Consider the code below:
std::atomic<int> a = 100;
---
CPU 0:
a.store(101, std::memory_order_relaxed);
---
CPU 1:
int tmp = a.load(std::memory_order_relaxed); // Assume `tmp` is 101.
Let's assume that CPU 0 happens to store to a
earlier in time before CPU 1 loads a
(whether the load is reordered or not). Thus, in this scenario, tmp
will be 101 instead of 100.
If the MOESI coherence protocol is used, then when CPU 0 stores to a
, CPU 0 acquires the cache line in modified (M) mode. The store goes to CPU 0's store buffer.
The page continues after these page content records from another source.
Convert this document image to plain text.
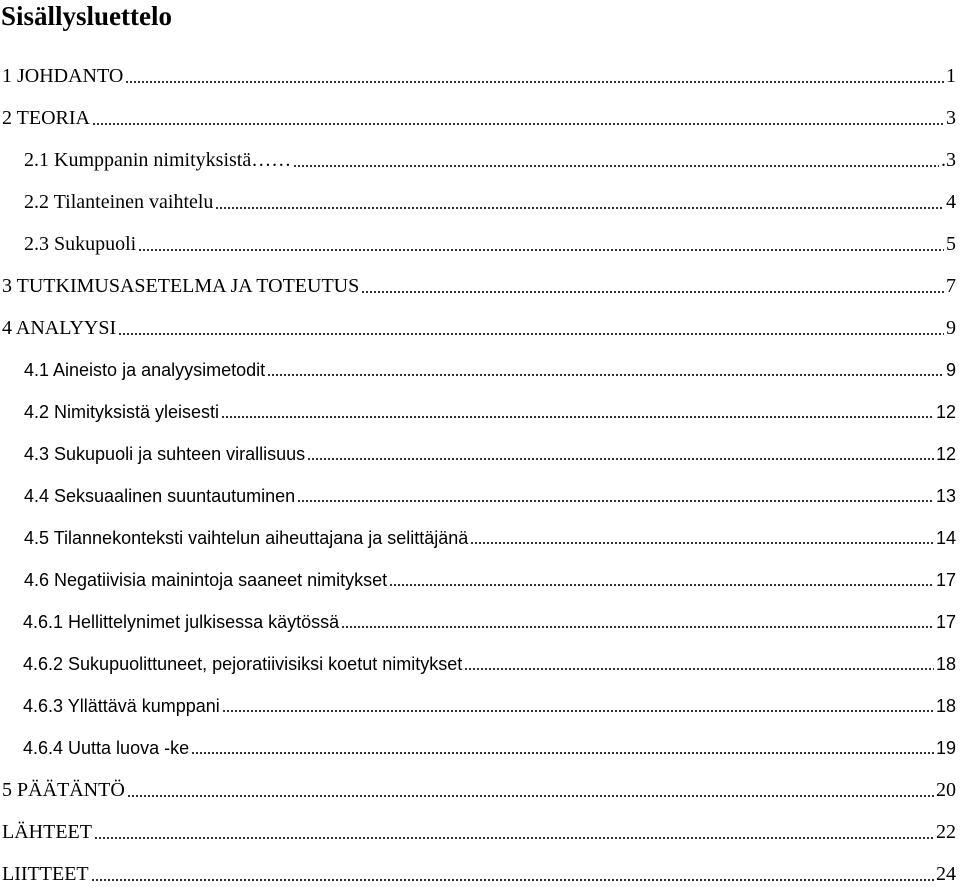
Sisällysluettelo
1 JOHDANTO	1
2 TEORIA	3
2.1 Kumppanin nimityksistä……	.3
2.2 Tilanteinen vaihtelu	4
2.3 Sukupuoli	5
3 TUTKIMUSASETELMA JA TOTEUTUS	7
4 ANALYYSI	9
4.1 Aineisto ja analyysimetodit	9
4.2 Nimityksistä yleisesti	12
4.3 Sukupuoli ja suhteen virallisuus	12
4.4 Seksuaalinen suuntautuminen	13
4.5 Tilannekonteksti vaihtelun aiheuttajana ja selittäjänä	14
4.6 Negatiivisia mainintoja saaneet nimitykset	17
4.6.1 Hellittelynimet julkisessa käytössä	17
4.6.2 Sukupuolittuneet, pejoratiivisiksi koetut nimitykset	18
4.6.3 Yllättävä kumppani	18
4.6.4 Uutta luova -ke	19
5 PÄÄTÄNTÖ	20
LÄHTEET	22
LIITTEET	24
If CPU 1 had the cache line in its own cache, then its copy of the cache line transitions to invalid (I) mode.
When CPU 1 loads a
, the cache line is transitioned to shared (S) mode (or maybe owned (O) mode).
Assume that a
is still in CPU 0's store buffer when CPU 1 loads a
. Given that CPU 1 cannot read CPU 0's store buffer, then when CPU 1 reads the cache line with a
, does this imply that CPU 0's store buffer is flushed (or at least, the cache line with a
is flushed from CPU 0's store buffer)?
If the flush did not happen, then this implies that both CPU 0 and CPU 1 both have the cache line in shared (S) mode, but CPU 0 sees a
with the value of 101 and CPU 1 sees a
with a value of 100.
Note: I am asking about MOESI while each microarchitecture implements its own coherence protocol. I would imagine that this concern is handled similarly in most microarchitectures though.